Downloading PDF. Please wait... Issue 2485

Religion—is it just ‘the opium of the masses’?

This article is over 8 years, 4 months old
For some, religion lies behind conflict and oppression. For others it’s a comfort. Sadie Robinson looks at the complex reality
Issue 2485
People of all religions and none joined Palestine solidarity protests in 2014
People of all religions and none joined Palestine solidarity protests in 2014 (Pic: Guy Smallman)

Religion is sometimes seen as the root of all the world’s problems. Western rulers tell us that religion, specifically Islam, threatens our “enlightened” way of life.

Of course they are utter hypocrites. These same rulers preside over the most violent and oppressive system in human history. There’s nothing progressive, rational or civilised about them.

In truth religion doesn’t cause oppression, it reflects it.

Organised religion arose with class societies. As Chris Harman put it, “Worshipping the gods became a way of society worshipping its own power, of people giving an alienated recognition to their own achievements.”

Religious ideas, like all ideas, have material roots. For instance, the Maurya Empire developed in Ancient India around 300 years BC.

As agriculture developed, cows became valuable as people relied on them for ploughing the land. Harman explained, “Out of this emerged the seemingly irrational veneration of the cow which characterises modern Hinduism.”

Those at the top try to legitimise their rule with religious ideas. But because religion is ambiguous and contradictory, different social forces use it for different ends.

So slaveowners in the US used Christianity to justify oppression of slaves. But the slaves also looked to religion—for comfort and as a way of showing defiance.

Black churches campaigned against apartheid in South Africa while the Dutch Reformed Church there supported it.

Today Islam is the official ideology of several regimes that back the West, such as Saudi Arabia. But it has also inspired resistance against the West.

The Islamist group Hamas has organised resistance to the Israeli seige on Gaza.


The Bible and the Quran include sections that justify class division while other passages sound hostile to the rich. But soundbites that suggest gods look kindly on the poor can soothe people while discouraging resistance. And they don’t question why rich and poor exist in the first place.

Religion can seem to offer explanation and comfort in an irrational, hostile world. It promises a happy afterlife if we follow certain rules.

As Karl Marx put it, “Religious suffering is, at one and the same time, the expression of real suffering and a protest against real suffering.

“Religion is the sigh of the oppressed creature, the heart of a heartless world.”

Marxists are atheists. But we defend people’s right to practice religion and stand against any persecution of people on religious grounds.
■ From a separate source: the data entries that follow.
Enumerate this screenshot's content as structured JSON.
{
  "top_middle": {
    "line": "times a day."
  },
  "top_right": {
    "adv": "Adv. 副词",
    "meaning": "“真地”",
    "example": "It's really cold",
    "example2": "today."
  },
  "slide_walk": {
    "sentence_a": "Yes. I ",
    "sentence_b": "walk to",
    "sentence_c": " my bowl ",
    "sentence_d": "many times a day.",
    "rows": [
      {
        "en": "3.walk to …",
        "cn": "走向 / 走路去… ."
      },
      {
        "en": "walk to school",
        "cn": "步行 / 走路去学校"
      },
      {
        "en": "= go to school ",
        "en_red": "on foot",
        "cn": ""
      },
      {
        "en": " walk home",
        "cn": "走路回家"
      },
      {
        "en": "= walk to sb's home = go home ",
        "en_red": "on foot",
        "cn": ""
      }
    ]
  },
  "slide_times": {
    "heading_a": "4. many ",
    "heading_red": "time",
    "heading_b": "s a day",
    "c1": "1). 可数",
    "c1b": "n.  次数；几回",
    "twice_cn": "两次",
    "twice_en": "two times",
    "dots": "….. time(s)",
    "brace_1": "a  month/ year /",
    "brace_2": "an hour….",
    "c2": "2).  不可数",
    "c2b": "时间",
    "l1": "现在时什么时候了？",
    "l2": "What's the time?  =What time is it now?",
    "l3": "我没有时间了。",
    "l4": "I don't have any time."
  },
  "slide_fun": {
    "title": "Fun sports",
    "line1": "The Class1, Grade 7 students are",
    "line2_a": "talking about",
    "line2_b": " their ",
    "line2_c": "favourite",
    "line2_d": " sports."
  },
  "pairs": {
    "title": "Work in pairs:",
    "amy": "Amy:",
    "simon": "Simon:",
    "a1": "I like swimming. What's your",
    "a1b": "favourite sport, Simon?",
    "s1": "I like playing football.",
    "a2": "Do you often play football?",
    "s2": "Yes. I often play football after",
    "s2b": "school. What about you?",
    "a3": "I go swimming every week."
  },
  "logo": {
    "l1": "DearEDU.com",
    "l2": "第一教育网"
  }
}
At the same time religious ideas obscure a real understanding of how the world works. They can mask class divisions. And they can be used to contain struggle.

So we also fight to offer an alternative explanation of the world that points to how we can change it.

Socialists will fight alongside anyone who wants to see a better world—whatever their religious beliefs.

We want a world that truly meets the needs of everyone and isn’t based on oppression and exploitation. In such a world, the need for religious ideas would melt away.

As Marx wrote, “To abolish religion as the illusory happiness of the people is to demand their real happiness.

“The demand to give up illusions about the existing affairs is the demand to give up a state of affairs that needs illusions.”